Presiden Joko Widodo pada Oktober 2015 menghendaki pembangunan kawasan terpadu bagi orang rimba di Bukit Suban, Kecamatan Air Hitam, Kabupaten Sarolangun, yang tepat berada di lereng TNBD. Semestinya pembangunan dimulai awal 2016 dengan mendirikan 70 unit rumah bagi orang rimba, tapi gagal. Kegagalan tentu bukan tanpa sebab. Pemerintah tak berpikir bagaimana orang rimba biasa hidup nomaden dan berburu itu bisa mencukupi kebutuhan hidup, saat mereka dipaksa menetap. Pemerintah hanya membangun rumah, namun tak beritikad untuk memulihkan ruang hidup orang rimba yang digerus oleh korporasi sawit.

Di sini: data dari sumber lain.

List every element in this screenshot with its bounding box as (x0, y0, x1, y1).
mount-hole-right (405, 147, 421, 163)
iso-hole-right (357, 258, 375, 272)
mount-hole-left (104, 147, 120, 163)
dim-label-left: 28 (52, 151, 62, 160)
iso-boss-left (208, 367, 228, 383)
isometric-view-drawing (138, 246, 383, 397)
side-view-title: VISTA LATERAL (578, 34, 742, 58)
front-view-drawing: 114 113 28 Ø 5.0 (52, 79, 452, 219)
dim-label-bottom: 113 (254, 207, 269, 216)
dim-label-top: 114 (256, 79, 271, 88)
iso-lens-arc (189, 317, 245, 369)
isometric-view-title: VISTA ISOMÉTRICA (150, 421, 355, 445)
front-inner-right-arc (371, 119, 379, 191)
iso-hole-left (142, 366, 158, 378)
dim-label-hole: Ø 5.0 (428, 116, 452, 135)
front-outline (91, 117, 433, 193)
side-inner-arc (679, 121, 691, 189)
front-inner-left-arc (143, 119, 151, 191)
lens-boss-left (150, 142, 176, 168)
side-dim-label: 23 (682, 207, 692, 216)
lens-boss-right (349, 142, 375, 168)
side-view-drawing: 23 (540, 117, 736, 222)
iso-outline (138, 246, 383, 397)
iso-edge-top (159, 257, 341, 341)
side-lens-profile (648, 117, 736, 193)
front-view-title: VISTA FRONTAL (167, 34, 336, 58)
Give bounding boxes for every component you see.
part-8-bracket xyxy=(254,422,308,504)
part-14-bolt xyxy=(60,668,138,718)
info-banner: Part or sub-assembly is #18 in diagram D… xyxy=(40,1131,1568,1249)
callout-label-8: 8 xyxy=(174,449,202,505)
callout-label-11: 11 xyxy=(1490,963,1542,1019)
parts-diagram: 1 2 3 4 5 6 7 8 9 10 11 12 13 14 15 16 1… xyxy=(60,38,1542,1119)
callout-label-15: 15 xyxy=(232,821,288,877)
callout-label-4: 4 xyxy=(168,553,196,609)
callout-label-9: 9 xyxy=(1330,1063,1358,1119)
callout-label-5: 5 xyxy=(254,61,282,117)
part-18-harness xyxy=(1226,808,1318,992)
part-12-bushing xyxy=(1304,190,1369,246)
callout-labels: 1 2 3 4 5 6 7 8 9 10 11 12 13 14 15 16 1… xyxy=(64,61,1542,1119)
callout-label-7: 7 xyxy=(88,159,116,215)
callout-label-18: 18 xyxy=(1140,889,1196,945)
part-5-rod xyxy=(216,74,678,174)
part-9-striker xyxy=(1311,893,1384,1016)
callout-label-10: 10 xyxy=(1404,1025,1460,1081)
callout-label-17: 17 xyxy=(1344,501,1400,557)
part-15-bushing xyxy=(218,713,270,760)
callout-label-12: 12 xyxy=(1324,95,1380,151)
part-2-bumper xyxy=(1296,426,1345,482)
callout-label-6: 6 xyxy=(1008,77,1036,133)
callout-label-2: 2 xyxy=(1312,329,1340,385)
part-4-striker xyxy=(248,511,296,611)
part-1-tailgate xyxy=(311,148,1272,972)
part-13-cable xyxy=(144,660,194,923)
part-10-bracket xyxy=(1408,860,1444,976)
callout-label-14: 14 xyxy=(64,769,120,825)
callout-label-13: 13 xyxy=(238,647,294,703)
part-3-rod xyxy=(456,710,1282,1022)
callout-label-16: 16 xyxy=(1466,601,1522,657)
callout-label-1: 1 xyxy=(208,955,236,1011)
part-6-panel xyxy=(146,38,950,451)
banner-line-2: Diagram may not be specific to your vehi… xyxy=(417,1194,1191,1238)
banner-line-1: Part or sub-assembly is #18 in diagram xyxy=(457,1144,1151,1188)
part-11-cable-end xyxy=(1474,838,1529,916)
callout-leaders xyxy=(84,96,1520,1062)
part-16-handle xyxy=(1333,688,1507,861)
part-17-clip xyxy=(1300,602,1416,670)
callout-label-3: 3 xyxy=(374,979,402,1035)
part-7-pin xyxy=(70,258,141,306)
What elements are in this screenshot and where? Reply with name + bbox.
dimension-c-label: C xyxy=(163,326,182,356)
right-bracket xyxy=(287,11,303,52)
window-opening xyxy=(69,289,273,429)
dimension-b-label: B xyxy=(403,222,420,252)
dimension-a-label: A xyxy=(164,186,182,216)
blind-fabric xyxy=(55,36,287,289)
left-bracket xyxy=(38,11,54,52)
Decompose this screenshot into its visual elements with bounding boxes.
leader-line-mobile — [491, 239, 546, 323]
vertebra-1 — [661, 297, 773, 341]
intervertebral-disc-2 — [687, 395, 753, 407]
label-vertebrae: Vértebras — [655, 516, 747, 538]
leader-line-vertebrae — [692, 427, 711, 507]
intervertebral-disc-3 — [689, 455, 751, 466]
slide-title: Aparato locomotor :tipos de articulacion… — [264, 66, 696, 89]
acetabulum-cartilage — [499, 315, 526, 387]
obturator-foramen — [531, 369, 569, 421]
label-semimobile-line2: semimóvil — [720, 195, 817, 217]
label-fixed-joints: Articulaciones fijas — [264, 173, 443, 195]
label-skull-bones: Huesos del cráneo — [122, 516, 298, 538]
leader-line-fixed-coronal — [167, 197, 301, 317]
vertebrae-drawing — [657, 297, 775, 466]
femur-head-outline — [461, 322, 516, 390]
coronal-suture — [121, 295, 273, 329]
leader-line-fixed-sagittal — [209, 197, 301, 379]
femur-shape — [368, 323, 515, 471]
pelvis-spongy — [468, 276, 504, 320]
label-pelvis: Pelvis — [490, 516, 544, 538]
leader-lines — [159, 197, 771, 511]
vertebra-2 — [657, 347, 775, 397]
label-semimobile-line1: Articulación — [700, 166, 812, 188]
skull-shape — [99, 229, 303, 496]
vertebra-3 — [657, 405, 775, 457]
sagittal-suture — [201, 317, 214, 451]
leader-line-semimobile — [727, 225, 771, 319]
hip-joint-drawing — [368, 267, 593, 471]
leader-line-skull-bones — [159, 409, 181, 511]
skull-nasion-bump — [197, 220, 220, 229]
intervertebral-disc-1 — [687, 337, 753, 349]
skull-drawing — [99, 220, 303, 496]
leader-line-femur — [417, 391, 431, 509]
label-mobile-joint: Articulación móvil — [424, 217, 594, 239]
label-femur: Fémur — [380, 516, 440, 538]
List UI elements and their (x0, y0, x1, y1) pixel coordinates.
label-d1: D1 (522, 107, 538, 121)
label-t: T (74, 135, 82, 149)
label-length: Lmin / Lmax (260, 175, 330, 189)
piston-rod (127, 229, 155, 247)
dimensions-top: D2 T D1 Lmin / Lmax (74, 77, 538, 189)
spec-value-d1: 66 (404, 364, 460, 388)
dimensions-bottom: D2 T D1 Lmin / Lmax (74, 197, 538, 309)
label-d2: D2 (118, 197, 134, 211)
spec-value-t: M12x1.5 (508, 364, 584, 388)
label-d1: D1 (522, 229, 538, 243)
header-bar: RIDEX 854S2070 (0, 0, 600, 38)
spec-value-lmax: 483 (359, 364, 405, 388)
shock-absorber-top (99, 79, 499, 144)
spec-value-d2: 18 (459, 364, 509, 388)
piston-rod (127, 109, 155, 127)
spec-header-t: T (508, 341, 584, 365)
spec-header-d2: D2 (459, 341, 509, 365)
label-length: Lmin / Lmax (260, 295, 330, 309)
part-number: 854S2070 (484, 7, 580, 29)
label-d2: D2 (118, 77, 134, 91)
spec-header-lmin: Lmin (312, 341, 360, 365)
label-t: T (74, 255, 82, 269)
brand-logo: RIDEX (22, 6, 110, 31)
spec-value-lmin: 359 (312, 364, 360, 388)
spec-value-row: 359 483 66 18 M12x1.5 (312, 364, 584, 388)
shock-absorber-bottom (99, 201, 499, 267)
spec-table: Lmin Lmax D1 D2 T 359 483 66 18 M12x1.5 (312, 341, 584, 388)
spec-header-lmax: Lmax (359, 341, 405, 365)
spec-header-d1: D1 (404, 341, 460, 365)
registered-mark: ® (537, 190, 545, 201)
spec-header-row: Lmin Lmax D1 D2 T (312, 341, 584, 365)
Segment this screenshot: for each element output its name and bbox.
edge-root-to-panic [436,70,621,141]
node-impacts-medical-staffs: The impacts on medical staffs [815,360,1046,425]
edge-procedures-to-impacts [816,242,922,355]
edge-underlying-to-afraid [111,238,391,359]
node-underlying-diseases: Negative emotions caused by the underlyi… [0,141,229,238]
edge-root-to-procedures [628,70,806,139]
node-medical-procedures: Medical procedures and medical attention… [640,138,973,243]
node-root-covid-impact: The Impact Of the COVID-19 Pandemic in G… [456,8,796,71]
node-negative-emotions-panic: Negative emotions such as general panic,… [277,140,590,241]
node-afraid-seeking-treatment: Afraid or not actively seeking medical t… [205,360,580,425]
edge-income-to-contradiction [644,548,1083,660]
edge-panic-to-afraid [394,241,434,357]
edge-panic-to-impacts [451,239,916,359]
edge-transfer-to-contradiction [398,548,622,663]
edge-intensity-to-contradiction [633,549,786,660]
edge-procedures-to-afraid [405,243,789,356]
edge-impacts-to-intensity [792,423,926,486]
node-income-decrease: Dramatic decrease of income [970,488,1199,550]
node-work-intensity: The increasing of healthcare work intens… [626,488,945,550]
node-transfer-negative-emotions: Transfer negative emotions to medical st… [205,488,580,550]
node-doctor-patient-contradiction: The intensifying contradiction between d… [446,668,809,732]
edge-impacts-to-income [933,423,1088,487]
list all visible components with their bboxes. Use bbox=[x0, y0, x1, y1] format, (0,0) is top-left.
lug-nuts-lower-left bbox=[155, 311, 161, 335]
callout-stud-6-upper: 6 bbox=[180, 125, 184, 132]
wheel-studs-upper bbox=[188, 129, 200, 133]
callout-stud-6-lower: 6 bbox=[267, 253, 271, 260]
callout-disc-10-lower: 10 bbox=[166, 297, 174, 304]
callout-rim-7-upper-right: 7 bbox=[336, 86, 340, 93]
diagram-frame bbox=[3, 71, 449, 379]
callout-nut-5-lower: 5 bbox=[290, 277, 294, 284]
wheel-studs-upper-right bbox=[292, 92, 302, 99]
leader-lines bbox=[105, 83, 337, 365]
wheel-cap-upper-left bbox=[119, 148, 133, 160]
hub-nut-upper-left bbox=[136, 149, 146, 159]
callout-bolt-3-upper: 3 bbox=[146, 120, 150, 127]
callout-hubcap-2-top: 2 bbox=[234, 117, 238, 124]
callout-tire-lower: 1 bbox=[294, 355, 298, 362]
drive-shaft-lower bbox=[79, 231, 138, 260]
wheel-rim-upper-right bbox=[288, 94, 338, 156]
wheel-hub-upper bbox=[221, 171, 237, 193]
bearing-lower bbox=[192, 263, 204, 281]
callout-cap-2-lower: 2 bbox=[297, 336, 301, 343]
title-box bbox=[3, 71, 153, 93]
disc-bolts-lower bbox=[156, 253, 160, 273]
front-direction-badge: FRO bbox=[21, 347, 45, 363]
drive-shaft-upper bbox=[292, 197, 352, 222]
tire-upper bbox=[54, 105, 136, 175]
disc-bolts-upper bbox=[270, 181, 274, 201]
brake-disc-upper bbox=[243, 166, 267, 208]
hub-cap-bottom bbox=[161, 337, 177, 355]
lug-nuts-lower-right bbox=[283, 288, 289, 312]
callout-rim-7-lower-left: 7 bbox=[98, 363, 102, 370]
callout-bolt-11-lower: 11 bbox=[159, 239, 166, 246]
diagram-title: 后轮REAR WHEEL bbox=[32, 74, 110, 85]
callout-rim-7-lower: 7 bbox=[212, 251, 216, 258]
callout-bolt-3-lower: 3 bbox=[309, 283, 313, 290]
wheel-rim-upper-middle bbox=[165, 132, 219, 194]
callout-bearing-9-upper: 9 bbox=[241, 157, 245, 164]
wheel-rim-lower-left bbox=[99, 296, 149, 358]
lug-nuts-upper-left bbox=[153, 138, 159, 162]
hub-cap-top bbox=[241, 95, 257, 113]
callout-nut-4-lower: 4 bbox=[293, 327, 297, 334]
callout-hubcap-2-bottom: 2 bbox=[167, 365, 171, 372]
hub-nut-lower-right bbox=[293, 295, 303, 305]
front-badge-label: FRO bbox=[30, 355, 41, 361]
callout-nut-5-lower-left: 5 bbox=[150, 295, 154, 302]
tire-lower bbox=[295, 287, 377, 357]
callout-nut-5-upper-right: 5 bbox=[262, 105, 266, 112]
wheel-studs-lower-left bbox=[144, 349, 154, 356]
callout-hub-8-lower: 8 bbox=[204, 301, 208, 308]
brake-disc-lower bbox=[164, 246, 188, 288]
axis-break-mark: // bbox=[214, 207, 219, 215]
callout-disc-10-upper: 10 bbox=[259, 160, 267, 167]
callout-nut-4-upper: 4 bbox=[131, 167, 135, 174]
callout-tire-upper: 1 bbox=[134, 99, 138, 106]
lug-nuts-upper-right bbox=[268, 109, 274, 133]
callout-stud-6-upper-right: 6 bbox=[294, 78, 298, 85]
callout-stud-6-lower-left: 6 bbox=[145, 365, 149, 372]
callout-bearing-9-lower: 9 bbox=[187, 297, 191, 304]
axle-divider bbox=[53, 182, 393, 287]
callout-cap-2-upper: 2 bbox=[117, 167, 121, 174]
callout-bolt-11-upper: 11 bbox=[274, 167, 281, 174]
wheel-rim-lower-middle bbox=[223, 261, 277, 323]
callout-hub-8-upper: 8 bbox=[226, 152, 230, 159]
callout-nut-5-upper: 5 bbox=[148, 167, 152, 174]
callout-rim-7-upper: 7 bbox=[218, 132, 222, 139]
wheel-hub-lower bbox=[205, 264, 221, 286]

Ini sama dengan ngandangin orang, kehidupan tak pernah dipikirkan. Merumahkan orang rimba tak bisa hanya dengan membangunkan rumah semata. Orang rimba butuh wilayah sebagai sumber penghidupan mereka.

Hilang hutan, menyeret orang rimba jauh ke luar dan menempati pinggiran jalan lintas. Alih-alih mendapat akses lebih mudah, hidup mereka justru lebih rentan.

Bayangan, selama tiga dekade mereka dimiskinkan oleh negara dan korporasi sawit. Hasil eksploitasi sumber daya mereka menjadi alat untuk melunasi hutang-hutang negara. Apa yang orang rimba dapat? Tak lebih dari keterasingan dan ketertinggalan. Selama itu pula orang rimba dibatasi untuk melaksanakan kegiatan adat-istiadat mereka. Wajar saja, 80 persen aktivitas adat orang rimba dilaksanakan di hutan. Itu kenapa hutan menjadi peran kunci menjaga keberlangsungan adat-istiadai yang telah sejak dulu. Namun negara datang dan menguasai semuanya.

Mengemis di Tanah Sendiri

Tiga dekade kebelakang, pantas kita sebut sebagai dekade perampasan orang rimba. Kaya dengan sumber daya alam peninggalan leluhur, namun tak dapat mereka nikmati. Wilayah mereka digerus dan terganti dengan hamparan sawit. Mereka disingkirkan, banyak yang memilih keluar dari hutan, Mengemis dan berdagang demi memenuhi kebutuhan hidup.

Untuk bertahan hidup, ada pula yang bekerja sejak matahari terbit hingga larut malam. Dengan peralatan seadanya ditambah makanan yang terbatas dan jauh dari kata layak.

Tak ada niat baik negara memulihkan ruang hidup mereka, justru negara hadir dengan segala programnya yang tak masuk akal. Sejak 1995 – 2016, program perumahan komunitas adat terpencil telah mengadopsi pola transmigrasi, kendati demikian tetap gagal. Hanya sedikit orang rimba yang menetap, rumah ditinggal, sebagian dijual.

Pemerintah mengeluh. “Sulit sekali menghilangkan budaya nomaden, sulit berubah” kata Usup Suryana, Kepala Seksi Pemberdayaan Sosial Komunitas Adat Terpencil, Dinas Sosial Jambi.

Ungkapan itu adalah manifestasi dari kedangkalan berpikir pemerintah. Negara tak punya hak untuk mengubah pranata adat yang sudah berkembang jauh sebelum negara ini lahir, yang menjadi kewajiban pemerintah adalah mengembalikan ruang hidup orang rimba yang mereka rampas bersama korporasi sawit.

Dari apa yang terjadi, bijak rasanya mengatakan bahwa negara betul-betul tak memiliki itikad baik untuk hadir ditengah orang rimba, kebijakan yang lahir justru bertujuan untuk menyingkirkan orang rimba dari wilayahnya.

Kehadiran negara menjadi tak berguna bagi orang rimba. Menciptakan prahara, tanpa memberi kebermanfaatan. Negara dan korporasi sawit rampas tanah dan hutan, tanpa menghormati martabat adat orang rimba. Dengan gampang orang rimba dimiskinkan, bahkan dipaksa mengemis di tanah sendiri. Bahkan ada yang merenggang nyawa akibat tak mampu bertahan hidup.

Beda bangsa beda nasib, sama-sama tercatat sebagai bagian dari wilayah NKRI, namun faktanya, orang rimba seperti warga negara kelas dua. Beda bangsa beda nasib, kata ini pun saya pilih untuk menggambarkan peliknya ketidakadilan dan diskriminasi orang rimba. Dan orang rimba memang sedang dijajah oleh negerinya sendiri, Indonesia.